If so, don’t pass in chunksize separately as the DataFrame is already “chuncked”. The only time passing in chunksize as an argument is needed is if you are creating your dataset from a .csv for the filesystem.

shaun1 · October 8, 2018, 4:48pm

In that case, wouldn’t it be better if chunksize is not extracted into kwargs? Becaue in the from_df method we have this line:

chunksize = 1 if (type(df) == DataFrame) else df.chunksize

For a DataFrame, wouldn’t the chunksize always be 1 since the whole think is already loaded into memory?

sgugger · October 8, 2018, 4:54pm

I removed this argument because it makes no sense passing a chunksize in the from_df method. It won’t always be 1, it depends on how you loaded that dataframe.

wgpubs · October 8, 2018, 4:55pm

Yah I suppose so.

I’ll refactor this today and push something to the repo. (never mind, is see @sgugger already did it).

-wg

shaun1 · October 8, 2018, 6:50pm

Currently, pre_trained LM weights are assumed to be located in DATA_PATH/models. The problem with this is, I need to make copies (or softlink the weight and the itos vocab) of the weights for each project I work on in that project’s directory. How about we specify a separate pre_trained_path for just loading the pre_trained weights? Would that be something that could be considered? I can submit a PR that does that.

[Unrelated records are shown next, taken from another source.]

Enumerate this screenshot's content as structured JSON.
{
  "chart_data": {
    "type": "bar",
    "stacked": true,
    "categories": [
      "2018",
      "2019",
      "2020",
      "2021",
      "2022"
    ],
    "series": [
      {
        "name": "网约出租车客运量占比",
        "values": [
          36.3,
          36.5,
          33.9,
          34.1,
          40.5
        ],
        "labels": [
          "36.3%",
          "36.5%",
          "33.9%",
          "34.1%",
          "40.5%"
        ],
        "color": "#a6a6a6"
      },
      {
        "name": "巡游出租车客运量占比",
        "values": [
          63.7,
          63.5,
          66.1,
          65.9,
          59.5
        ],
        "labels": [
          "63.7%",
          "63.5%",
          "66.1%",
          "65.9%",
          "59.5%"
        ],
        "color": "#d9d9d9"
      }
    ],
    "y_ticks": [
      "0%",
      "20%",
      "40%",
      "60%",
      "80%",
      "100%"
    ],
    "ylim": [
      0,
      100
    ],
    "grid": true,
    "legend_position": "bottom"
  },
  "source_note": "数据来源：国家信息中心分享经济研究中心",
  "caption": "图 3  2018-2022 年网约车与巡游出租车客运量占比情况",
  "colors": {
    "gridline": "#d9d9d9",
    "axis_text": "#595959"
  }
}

sgugger · October 8, 2018, 7:00pm

For now, keep the simlinks. We’ll be adding more pretrained models, and as we do, we’ll come with a solution to have them centralized somewhere (and automatically downloaded if needed like pytorch does). This should come in v1.1.

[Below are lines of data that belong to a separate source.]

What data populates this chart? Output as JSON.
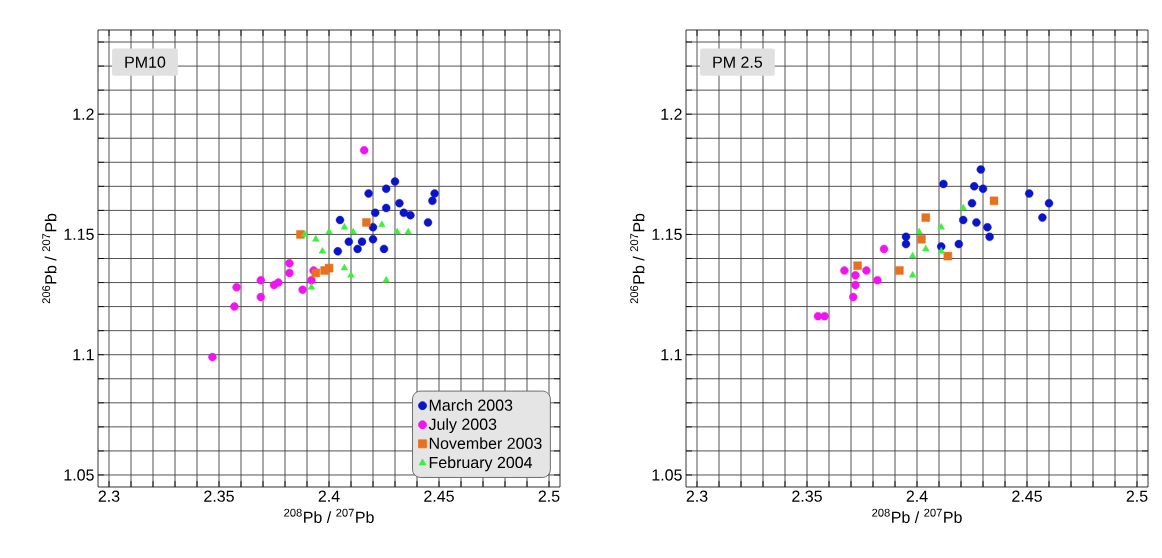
{
  "chart_data": [
    {
      "type": "scatter",
      "title": "PM10",
      "xlabel": "$^{208}$Pb / $^{207}$Pb",
      "ylabel": "$^{206}$Pb / $^{207}$Pb",
      "xlim": [
        2.295,
        2.505
      ],
      "ylim": [
        1.045,
        1.235
      ],
      "grid": true,
      "legend": "bottom right",
      "xticks": [
        2.3,
        {
          "value": 2.31,
          "label": null
        },
        {
          "value": 2.32,
          "label": null
        },
        {
          "value": 2.33,
          "label": null
        },
        {
          "value": 2.34,
          "label": null
        },
        2.35,
        {
          "value": 2.36,
          "label": null
        },
        {
          "value": 2.37,
          "label": null
        },
        {
          "value": 2.38,
          "label": null
        },
        {
          "value": 2.39,
          "label": null
        },
        2.4,
        {
          "value": 2.41,
          "label": null
        },
        {
          "value": 2.42,
          "label": null
        },
        {
          "value": 2.43,
          "label": null
        },
        {
          "value": 2.44,
          "label": null
        },
        2.45,
        {
          "value": 2.46,
          "label": null
        },
        {
          "value": 2.47,
          "label": null
        },
        {
          "value": 2.48,
          "label": null
        },
        {
          "value": 2.49,
          "label": null
        },
        2.5
      ],
      "yticks": [
        1.05,
        {
          "value": 1.06,
          "label": null
        },
        {
          "value": 1.07,
          "label": null
        },
        {
          "value": 1.08,
          "label": null
        },
        {
          "value": 1.09,
          "label": null
        },
        1.1,
        {
          "value": 1.11,
          "label": null
        },
        {
          "value": 1.12,
          "label": null
        },
        {
          "value": 1.13,
          "label": null
        },
        {
          "value": 1.14,
          "label": null
        },
        1.15,
        {
          "value": 1.16,
          "label": null
        },
        {
          "value": 1.17,
          "label": null
        },
        {
          "value": 1.18,
          "label": null
        },
        {
          "value": 1.19,
          "label": null
        },
        1.2,
        {
          "value": 1.21,
          "label": null
        },
        {
          "value": 1.22,
          "label": null
        },
        {
          "value": 1.23,
          "label": null
        }
      ],
      "series": [
        {
          "name": "March 2003",
          "color": "#0a14c8",
          "marker": "circle",
          "x": [
            2.43,
            2.426,
            2.418,
            2.448,
            2.447,
            2.432,
            2.421,
            2.426,
            2.434,
            2.437,
            2.445,
            2.405,
            2.42,
            2.409,
            2.415,
            2.42,
            2.413,
            2.425,
            2.404
          ],
          "values": [
            1.172,
            1.169,
            1.167,
            1.167,
            1.164,
            1.163,
            1.159,
            1.161,
            1.159,
            1.158,
            1.155,
            1.156,
            1.153,
            1.147,
            1.147,
            1.148,
            1.144,
            1.144,
            1.143
          ]
        },
        {
          "name": "July 2003",
          "color": "#f014f0",
          "marker": "circle",
          "x": [
            2.416,
            2.347,
            2.357,
            2.358,
            2.369,
            2.369,
            2.375,
            2.377,
            2.382,
            2.382,
            2.388,
            2.392,
            2.393
          ],
          "values": [
            1.185,
            1.099,
            1.12,
            1.128,
            1.124,
            1.131,
            1.129,
            1.13,
            1.138,
            1.134,
            1.127,
            1.131,
            1.135
          ]
        },
        {
          "name": "November 2003",
          "color": "#e8701e",
          "marker": "square",
          "x": [
            2.417,
            2.387,
            2.4,
            2.398,
            2.394
          ],
          "values": [
            1.155,
            1.15,
            1.136,
            1.135,
            1.134
          ]
        },
        {
          "name": "February 2004",
          "color": "#3cf03c",
          "marker": "triangle",
          "x": [
            2.389,
            2.394,
            2.4,
            2.407,
            2.411,
            2.397,
            2.407,
            2.41,
            2.426,
            2.431,
            2.436,
            2.424,
            2.392
          ],
          "values": [
            1.15,
            1.148,
            1.151,
            1.153,
            1.151,
            1.143,
            1.136,
            1.133,
            1.131,
            1.151,
            1.151,
            1.154,
            1.128
          ]
        }
      ]
    },
    {
      "type": "scatter",
      "title": "PM 2.5",
      "xlabel": "$^{208}$Pb / $^{207}$Pb",
      "ylabel": "$^{206}$Pb / $^{207}$Pb",
      "xlim": [
        2.295,
        2.505
      ],
      "ylim": [
        1.045,
        1.235
      ],
      "grid": true,
      "xticks": [
        2.3,
        {
          "value": 2.31,
          "label": null
        },
        {
          "value": 2.32,
          "label": null
        },
        {
          "value": 2.33,
          "label": null
        },
        {
          "value": 2.34,
          "label": null
        },
        2.35,
        {
          "value": 2.36,
          "label": null
        },
        {
          "value": 2.37,
          "label": null
        },
        {
          "value": 2.38,
          "label": null
        },
        {
          "value": 2.39,
          "label": null
        },
        2.4,
        {
          "value": 2.41,
          "label": null
        },
        {
          "value": 2.42,
          "label": null
        },
        {
          "value": 2.43,
          "label": null
        },
        {
          "value": 2.44,
          "label": null
        },
        2.45,
        {
          "value": 2.46,
          "label": null
        },
        {
          "value": 2.47,
          "label": null
        },
        {
          "value": 2.48,
          "label": null
        },
        {
          "value": 2.49,
          "label": null
        },
        2.5
      ],
      "yticks": [
        1.05,
        {
          "value": 1.06,
          "label": null
        },
        {
          "value": 1.07,
          "label": null
        },
        {
          "value": 1.08,
          "label": null
        },
        {
          "value": 1.09,
          "label": null
        },
        1.1,
        {
          "value": 1.11,
          "label": null
        },
        {
          "value": 1.12,
          "label": null
        },
        {
          "value": 1.13,
          "label": null
        },
        {
          "value": 1.14,
          "label": null
        },
        1.15,
        {
          "value": 1.16,
          "label": null
        },
        {
          "value": 1.17,
          "label": null
        },
        {
          "value": 1.18,
          "label": null
        },
        {
          "value": 1.19,
          "label": null
        },
        1.2,
        {
          "value": 1.21,
          "label": null
        },
        {
          "value": 1.22,
          "label": null
        },
        {
          "value": 1.23,
          "label": null
        }
      ],
      "series": [
        {
          "color": "#0a14c8",
          "marker": "circle",
          "x": [
            2.429,
            2.412,
            2.426,
            2.43,
            2.451,
            2.46,
            2.457,
            2.425,
            2.421,
            2.427,
            2.432,
            2.433,
            2.395,
            2.395,
            2.411,
            2.419
          ],
          "values": [
            1.177,
            1.171,
            1.17,
            1.169,
            1.167,
            1.163,
            1.157,
            1.163,
            1.156,
            1.155,
            1.153,
            1.149,
            1.149,
            1.146,
            1.145,
            1.146
          ]
        },
        {
          "color": "#f014f0",
          "marker": "circle",
          "x": [
            2.355,
            2.358,
            2.385,
            2.367,
            2.372,
            2.377,
            2.371,
            2.372,
            2.382
          ],
          "values": [
            1.116,
            1.116,
            1.144,
            1.135,
            1.133,
            1.135,
            1.124,
            1.129,
            1.131
          ]
        },
        {
          "color": "#e8701e",
          "marker": "square",
          "x": [
            2.404,
            2.435,
            2.392,
            2.373,
            2.414,
            2.402
          ],
          "values": [
            1.157,
            1.164,
            1.135,
            1.137,
            1.141,
            1.148
          ]
        },
        {
          "color": "#3cf03c",
          "marker": "triangle",
          "x": [
            2.401,
            2.411,
            2.404,
            2.398,
            2.398,
            2.421,
            2.411
          ],
          "values": [
            1.151,
            1.153,
            1.144,
            1.141,
            1.133,
            1.161,
            1.143
          ]
        }
      ]
    }
  ]
}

wgpubs · October 8, 2018, 7:53pm

Any ETA on that?

I’m beginning to port my NLP work from old fastai to the new framework, but not until we have both a forward and backwards pre-trained wiki103 at the very least.

If ya’ll need any help, let me know.

-wg

shaun1 · October 9, 2018, 12:01pm

I trained a new LM on custom dataset after fine-tuning it on the pre-trained LM. Happy to say that everything worked without any problems and it was extremely easy! Kudos to the fastai team.

I have one question. Before training the model, I split my texts into 80/10/10 for train, val, test and passed all there of them to the factory function to create my data_lm. I can see from the progress outputs how the training loss, val loss, accuracy indicating that the training and val datasets have been use. I’m not sure how to use the test data sets after I created, trained and saved the model.

In other words, how would I “test” this LM. Please note that I intend to use this on another task (regression instead of classification) so that would serve as a good test. But I was wondering how to use the test set that I passed to the factory method.

Thank you

sgugger · October 9, 2018, 12:10pm

You should use learn.get_preds(is_valid=False) to get your predictions on the test test.
I’m glad you like it so far

shaun1 · October 9, 2018, 12:15pm

That method throws an error saying get_preds does not exist:

learn.get_preds

AttributeError Traceback (most recent call last)
in
----> 1 learn.get_preds

AttributeError: ‘RNNLearner’ object has no attribute ‘get_preds’

sgugger · October 9, 2018, 1:26pm

Ah yes, that’s because we removed the tta import from there I guess. Try from fastai.tta import * and tell me if this works, will fix in function of what you report.